Mike Porter is checking his information about very old county records as he thinks there was a report from the 1700s of this plant "near Llangattock".

This picture is from another Brecknock site from an earlier year to show the flowers.

The name "Danewort" is preferable in my view - "Dwarf Elder" doesn't really fit such a vigorous plant. It is herbaceous unlike its cousin, Common Elder, but not really "dwarf".

According to Wikipedia (!):
"The name Danewort comes from the belief that it only grows on the sites of battles that involved the Danes. ... The plant's stems and leaves turn red in autumn and this may explain the link with blood."

And then, just before I went away for the break I am currently enjoying:

A great day out in Cwm Giedd near Ystradgynlais in the company of Chris and Sarah from the BWT office there.
Chris had yet to see Sundew in the wild so the high common duly obliged (in abundance):
Round-leaved Sundew, Gwlithlys or Drosera rotundifolia

Heath Bedstraw, Briwydd wen or Galium saxatile
(The opposite of a surprise but worth featuring.)

Mimulus or Monkeyflower, probably a hybrid of garden origin but far from any garden



Thursday, May 25, 2017

Out on the Western Fringes and Other Places

It's a quick digest with mainly pictures again!

One theme though is our repeated encounters with flowers that seem to be relishing this spring.


Just in the Range

We ventured into the SENTA range again (always with permission) but for operational reasons had to cancel our intended wet meadow and substituted a deep stream gorge.

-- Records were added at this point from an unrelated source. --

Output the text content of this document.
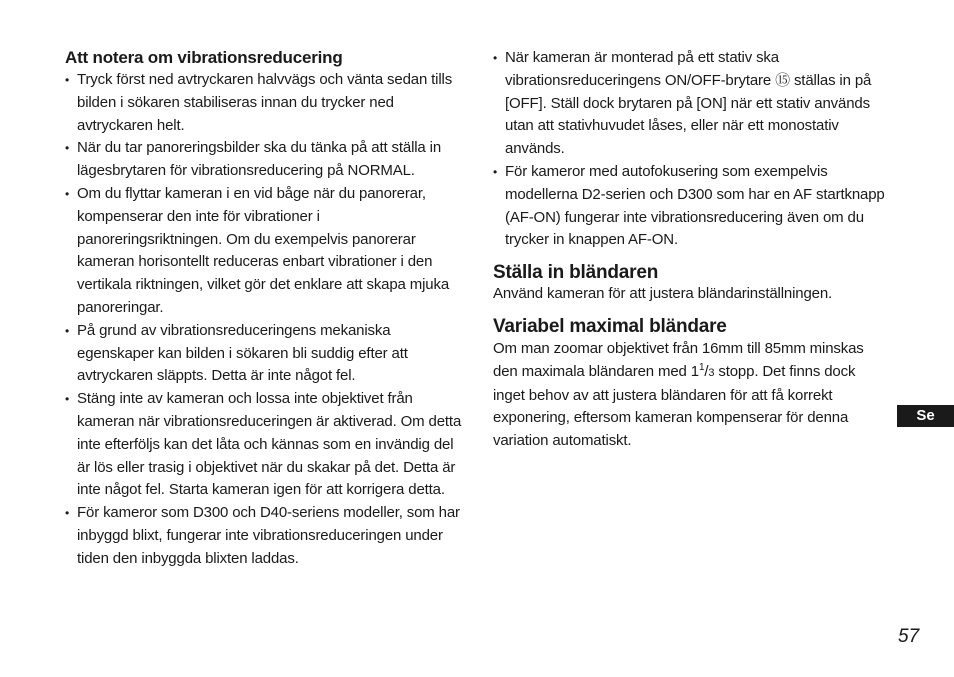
Att notera om vibrationsreducering
• Tryck först ned avtryckaren halvvägs och vänta sedan tills bilden i sökaren stabiliseras innan du trycker ned avtryckaren helt.
• När du tar panoreringsbilder ska du tänka på att ställa in lägesbrytaren för vibrationsreducering på NORMAL.
• Om du flyttar kameran i en vid båge när du panorerar, kompenserar den inte för vibrationer i panoreringsriktningen. Om du exempelvis panorerar kameran horisontellt reduceras enbart vibrationer i den vertikala riktningen, vilket gör det enklare att skapa mjuka panoreringar.
• På grund av vibrationsreduceringens mekaniska egenskaper kan bilden i sökaren bli suddig efter att avtryckaren släppts. Detta är inte något fel.
• Stäng inte av kameran och lossa inte objektivet från kameran när vibrationsreduceringen är aktiverad. Om detta inte efterföljs kan det låta och kännas som en invändig del är lös eller trasig i objektivet när du skakar på det. Detta är inte något fel. Starta kameran igen för att korrigera detta.
• För kameror som D300 och D40-seriens modeller, som har inbyggd blixt, fungerar inte vibrationsreduceringen under tiden den inbyggda blixten laddas.
• När kameran är monterad på ett stativ ska vibrationsreduceringens ON/OFF-brytare ⑮ ställas in på [OFF]. Ställ dock brytaren på [ON] när ett stativ används utan att stativhuvudet låses, eller när ett monostativ används.
• För kameror med autofokusering som exempelvis modellerna D2-serien och D300 som har en AF startknapp (AF-ON) fungerar inte vibrationsreducering även om du trycker in knappen AF-ON.
Ställa in bländaren

Använd kameran för att justera bländarinställningen.

Variabel maximal bländare

Om man zoomar objektivet från 16mm till 85mm minskas den maximala bländaren med $1^1/3$ stopp. Det finns dock inget behov av att justera bländaren för att få korrekt exponering, eftersom kameran kompenserar för denna variation automatiskt.

Se
57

It was very productive botanically and it made our shortest walk for some time. Several hours of effort clocked up less reported activity on my Smartphone than a walk to the shops in Hay, This wasn't true...
Water Avens, Mapgoll glan y dŵr or Geum rivale

Thyme-leaved Speedwell, Rhwyddlwyn dail teim or Veronica serpyllifolia

Henallt Common

An early visit to fill the list of this botanically rich gem just above Hay.
Hairy Lady's-mantle, or Alchemilla filicaulis subsp. vestita

The displays of Sanicle were enchanting

Sanicle, Clust yr arth or Sanicula europaea

Pont ar Wysg

A long walk right on the border with Carmarthenshire just south of the Usk Reservoir.
Colt's-foot, Carn yr ebol or Tussilago farfara

Barbara told is these are static "houses" for a type of Caddisfly - abundant in the Nant Tarw

An old sheepfold that furnished one fern record to add to the list.

And on the journey back great Bluebell displays.
Bluebell, Clychau’r gog or Hyacinthoides non-scripta

More pictures from Sue and Paula of the day



Round-leaved Sundew, Gwlithlys or Drosera rotundifolia

Water-milfoil and Fool's water-cress in the Tarw
The only tree we recorded in one of the 1km squares (a Hawthorn)



And Marsh Violet on the way back to the car - another flower we have been seeing practically every outing this spring.